The stock has fallen 38.4% over the past year, landing at $18.67, against an analyst consensus target of $27.62. The key risk is that the specialty retailer already carries $3.612 billion in long-term debt and negative shareholders’ equity of −$1.279 billion, meaning any acquirer must refinance a complex capital structure. A sponsor like Sycamore Partners, with deep specialty retail experience, would be a plausible buyer.
GitLab
GAAP losses at GitLab (NASDAQ: GTLB) obscure a rapidly maturing cash engine. Operating cash flow hit $232.9 million in FY2026, up from −$64 million in FY2025, driven by $214.9M in non-cash stock-based compensation that inflates accounting losses but does not affect cash. Annual recurring revenue (ARR) crossed $1 billion, dollar-based net retention sits at 118%, and gross margins approach 87%. Those are classic SaaS characteristics that PE firms prize.

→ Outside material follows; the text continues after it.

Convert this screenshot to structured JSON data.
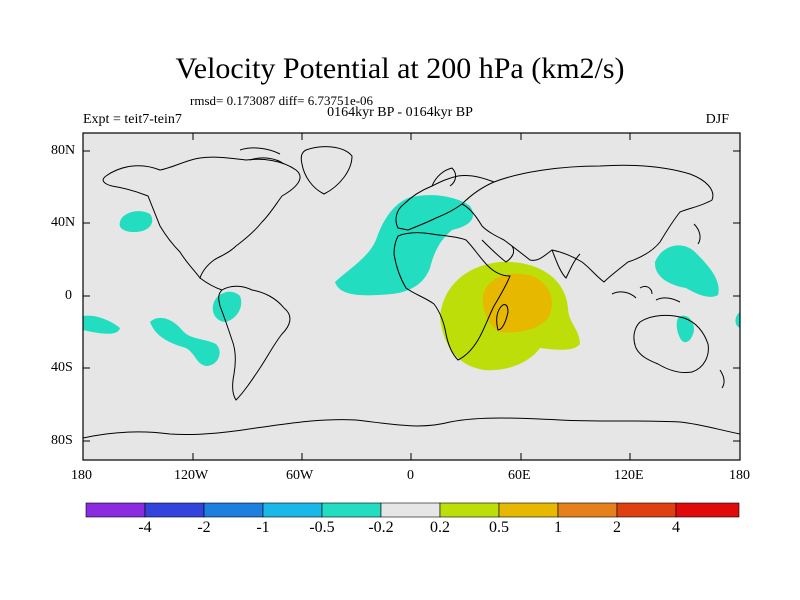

The stock has dropped 42.3% year-to-date to $21.64, well below analyst targets of $34.20. Polymarket assigns a 23.5% probability that GitLab is acquired before the end of 2026. A strategic acquirer like IBM or a large-cap PE firm with software expertise would be logical buyers.
ESAB
ESAB (NYSE: ESAB) is the industrial compounder PE loves: consistent margins, low capital intensity, and a proven M&A playbook. Core adjusted EBITDA margins reached 20.0% in FY2025, up 30 basis points year-over-year, on $2.84B in revenue. Capex was only $47 million against $2.84 billion in revenue, underscoring minimal reinvestment requirements.
The stock has fallen 23.4% in the past month to $96.66, creating a potential entry point relative to the analyst consensus of $148. With positive book value of $35.67 per share and a disciplined acquisition strategy, ESAB fits the industrial platform roll-up thesis favored by sponsors like Danaher or private equity firms building diversified manufacturing portfolios.
Alignment Healthcare
Alignment Healthcare (NASDAQ: ALHC) is an earlier-stage LBO candidate with strong growth credentials. Revenue rose 46.1% in FY2025 to $3.95 billion, and the company achieved its first-ever positive full-year free cash flow with operating cash flow of $139.9 million, up 302% year-over-year. Operating income turned positive at $14.75 million, versus −$101.6 million in 2024.

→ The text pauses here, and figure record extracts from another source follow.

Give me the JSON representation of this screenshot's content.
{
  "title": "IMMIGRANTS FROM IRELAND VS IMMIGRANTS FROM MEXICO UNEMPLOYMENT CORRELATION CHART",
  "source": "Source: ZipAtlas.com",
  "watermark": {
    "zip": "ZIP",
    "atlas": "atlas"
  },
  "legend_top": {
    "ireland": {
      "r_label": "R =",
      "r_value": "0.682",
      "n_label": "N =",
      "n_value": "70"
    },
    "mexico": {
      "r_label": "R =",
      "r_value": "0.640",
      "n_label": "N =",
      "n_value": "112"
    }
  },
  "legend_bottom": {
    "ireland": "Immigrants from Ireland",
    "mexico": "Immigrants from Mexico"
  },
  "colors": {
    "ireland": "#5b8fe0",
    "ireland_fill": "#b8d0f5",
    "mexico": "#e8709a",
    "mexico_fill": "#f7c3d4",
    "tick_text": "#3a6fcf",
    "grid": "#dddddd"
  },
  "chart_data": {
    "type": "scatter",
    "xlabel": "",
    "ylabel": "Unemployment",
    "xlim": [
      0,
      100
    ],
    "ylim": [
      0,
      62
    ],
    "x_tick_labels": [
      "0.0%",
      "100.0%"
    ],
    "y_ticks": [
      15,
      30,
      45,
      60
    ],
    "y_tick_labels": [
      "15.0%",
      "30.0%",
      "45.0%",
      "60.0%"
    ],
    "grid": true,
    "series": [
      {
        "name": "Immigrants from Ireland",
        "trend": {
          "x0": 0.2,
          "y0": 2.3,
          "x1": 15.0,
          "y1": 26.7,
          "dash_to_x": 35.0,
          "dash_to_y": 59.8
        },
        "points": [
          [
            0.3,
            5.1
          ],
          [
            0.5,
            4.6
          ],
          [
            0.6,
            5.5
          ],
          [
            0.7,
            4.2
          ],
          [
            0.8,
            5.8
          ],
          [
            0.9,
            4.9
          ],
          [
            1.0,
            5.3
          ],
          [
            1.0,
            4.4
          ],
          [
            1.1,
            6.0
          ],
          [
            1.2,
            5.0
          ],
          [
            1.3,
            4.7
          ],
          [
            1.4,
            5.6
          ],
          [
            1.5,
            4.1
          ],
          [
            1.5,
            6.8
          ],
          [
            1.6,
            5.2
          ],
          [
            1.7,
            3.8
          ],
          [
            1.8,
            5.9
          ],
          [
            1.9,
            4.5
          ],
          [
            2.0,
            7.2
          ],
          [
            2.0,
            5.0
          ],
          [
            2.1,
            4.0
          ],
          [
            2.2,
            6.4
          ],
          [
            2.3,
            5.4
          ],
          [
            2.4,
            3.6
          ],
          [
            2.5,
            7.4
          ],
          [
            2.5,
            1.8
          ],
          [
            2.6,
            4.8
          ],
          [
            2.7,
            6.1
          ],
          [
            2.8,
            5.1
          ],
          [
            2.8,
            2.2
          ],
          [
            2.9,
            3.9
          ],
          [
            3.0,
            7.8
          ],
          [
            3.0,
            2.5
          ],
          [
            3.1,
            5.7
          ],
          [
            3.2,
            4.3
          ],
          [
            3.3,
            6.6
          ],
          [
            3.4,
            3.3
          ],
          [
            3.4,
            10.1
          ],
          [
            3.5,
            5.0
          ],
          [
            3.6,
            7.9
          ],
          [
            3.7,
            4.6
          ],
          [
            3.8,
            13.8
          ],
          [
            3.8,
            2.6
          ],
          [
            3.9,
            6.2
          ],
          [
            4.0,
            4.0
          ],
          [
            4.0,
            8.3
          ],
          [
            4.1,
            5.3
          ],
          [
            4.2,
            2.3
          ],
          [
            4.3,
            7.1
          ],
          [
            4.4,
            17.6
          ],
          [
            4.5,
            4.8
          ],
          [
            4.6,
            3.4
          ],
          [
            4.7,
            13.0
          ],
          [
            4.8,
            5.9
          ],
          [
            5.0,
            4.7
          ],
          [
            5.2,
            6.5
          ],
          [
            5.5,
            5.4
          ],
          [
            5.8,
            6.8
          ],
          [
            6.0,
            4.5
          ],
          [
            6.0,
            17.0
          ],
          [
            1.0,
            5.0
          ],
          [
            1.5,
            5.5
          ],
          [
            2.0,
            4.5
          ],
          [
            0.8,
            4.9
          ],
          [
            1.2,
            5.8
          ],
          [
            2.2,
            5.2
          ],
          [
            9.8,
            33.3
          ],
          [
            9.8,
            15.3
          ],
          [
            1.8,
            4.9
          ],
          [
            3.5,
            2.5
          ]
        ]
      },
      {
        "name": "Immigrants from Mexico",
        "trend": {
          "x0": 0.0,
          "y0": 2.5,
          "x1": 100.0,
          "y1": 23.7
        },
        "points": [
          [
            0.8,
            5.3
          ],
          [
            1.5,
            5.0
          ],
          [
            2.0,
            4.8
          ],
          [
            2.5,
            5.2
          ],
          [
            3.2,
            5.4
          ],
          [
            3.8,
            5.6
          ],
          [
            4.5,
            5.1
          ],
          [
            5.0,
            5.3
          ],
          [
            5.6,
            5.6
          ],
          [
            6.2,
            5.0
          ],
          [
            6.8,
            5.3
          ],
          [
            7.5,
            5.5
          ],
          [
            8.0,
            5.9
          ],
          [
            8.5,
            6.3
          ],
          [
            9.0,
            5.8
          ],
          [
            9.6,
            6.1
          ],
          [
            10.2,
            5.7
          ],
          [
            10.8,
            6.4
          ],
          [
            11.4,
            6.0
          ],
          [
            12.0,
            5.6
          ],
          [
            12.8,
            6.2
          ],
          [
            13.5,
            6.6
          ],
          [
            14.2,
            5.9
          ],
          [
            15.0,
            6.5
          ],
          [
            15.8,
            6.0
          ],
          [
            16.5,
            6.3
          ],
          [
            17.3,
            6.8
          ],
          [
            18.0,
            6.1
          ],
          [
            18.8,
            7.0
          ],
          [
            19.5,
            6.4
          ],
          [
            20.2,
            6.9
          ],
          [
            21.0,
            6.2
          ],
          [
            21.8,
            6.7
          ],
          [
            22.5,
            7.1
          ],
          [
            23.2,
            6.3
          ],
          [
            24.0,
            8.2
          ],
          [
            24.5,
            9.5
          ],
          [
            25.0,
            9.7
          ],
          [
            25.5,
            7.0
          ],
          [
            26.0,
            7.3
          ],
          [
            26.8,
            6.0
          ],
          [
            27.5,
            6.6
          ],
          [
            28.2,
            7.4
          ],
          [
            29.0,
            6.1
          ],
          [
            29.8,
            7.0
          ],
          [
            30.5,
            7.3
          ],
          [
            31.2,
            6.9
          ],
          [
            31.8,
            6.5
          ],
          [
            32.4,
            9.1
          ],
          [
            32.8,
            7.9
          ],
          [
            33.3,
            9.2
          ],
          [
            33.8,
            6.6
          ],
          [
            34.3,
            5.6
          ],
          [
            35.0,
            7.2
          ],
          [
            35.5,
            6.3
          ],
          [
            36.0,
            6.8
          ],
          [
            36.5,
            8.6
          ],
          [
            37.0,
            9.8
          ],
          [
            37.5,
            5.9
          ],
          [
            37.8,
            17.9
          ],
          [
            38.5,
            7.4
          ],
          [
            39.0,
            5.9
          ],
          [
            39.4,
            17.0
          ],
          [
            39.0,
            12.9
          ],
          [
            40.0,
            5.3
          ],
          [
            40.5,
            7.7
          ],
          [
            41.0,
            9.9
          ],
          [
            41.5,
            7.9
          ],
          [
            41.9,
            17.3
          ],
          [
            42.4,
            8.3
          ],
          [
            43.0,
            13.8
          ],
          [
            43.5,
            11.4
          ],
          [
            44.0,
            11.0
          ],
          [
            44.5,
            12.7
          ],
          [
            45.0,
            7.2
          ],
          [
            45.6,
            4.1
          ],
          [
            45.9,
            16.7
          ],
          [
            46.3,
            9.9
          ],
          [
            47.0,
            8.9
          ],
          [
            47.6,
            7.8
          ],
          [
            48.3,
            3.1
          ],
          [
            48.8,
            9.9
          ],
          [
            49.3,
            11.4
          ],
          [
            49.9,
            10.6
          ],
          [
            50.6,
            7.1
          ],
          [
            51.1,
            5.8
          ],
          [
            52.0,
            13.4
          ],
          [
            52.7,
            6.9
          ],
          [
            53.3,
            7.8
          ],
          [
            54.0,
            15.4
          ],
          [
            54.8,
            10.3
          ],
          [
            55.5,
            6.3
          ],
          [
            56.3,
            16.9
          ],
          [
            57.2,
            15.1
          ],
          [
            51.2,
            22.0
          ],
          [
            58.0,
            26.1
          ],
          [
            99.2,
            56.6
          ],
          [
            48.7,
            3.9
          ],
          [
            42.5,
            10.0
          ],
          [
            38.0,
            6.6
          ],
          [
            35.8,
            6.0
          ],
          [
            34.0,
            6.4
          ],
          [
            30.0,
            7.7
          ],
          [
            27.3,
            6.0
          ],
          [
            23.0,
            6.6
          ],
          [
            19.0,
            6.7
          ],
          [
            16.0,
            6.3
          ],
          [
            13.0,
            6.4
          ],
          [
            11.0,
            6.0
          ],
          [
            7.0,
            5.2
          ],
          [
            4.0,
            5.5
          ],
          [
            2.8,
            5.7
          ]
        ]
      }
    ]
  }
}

The stock trades at 0.87x revenue despite 44.4% quarterly revenue growth and a FY2026 revenue guidance of $5.135 billion to $5.190 billion. Regulatory risk around Medicare Advantage funding is real, but a healthcare-focused PE firm or large managed-care operator seeking a technology-differentiated platform would find the AVA platform and 100% four-star membership rating compelling.
What Happens to Shareholders When a Buyout Hits
When a PE firm or strategic acquirer announces a buyout, shareholders typically receive a cash premium of 20% to 40% above the undisturbed stock price. Shares immediately trade up toward the deal price, locking in that gain. Shareholders vote on the transaction and, if approved, receive cash at closing while the stock is delisted. The upside is certain and immediate; the downside is forfeiting long-term appreciation if the acquirer later relists at a higher valuation. For investors, the key takeaway is that holding a stock with strong LBO characteristics (low valuation, strong cash flow, clear improvement potential) provides both organic upside and the possibility of a buyout premium that accelerates those returns.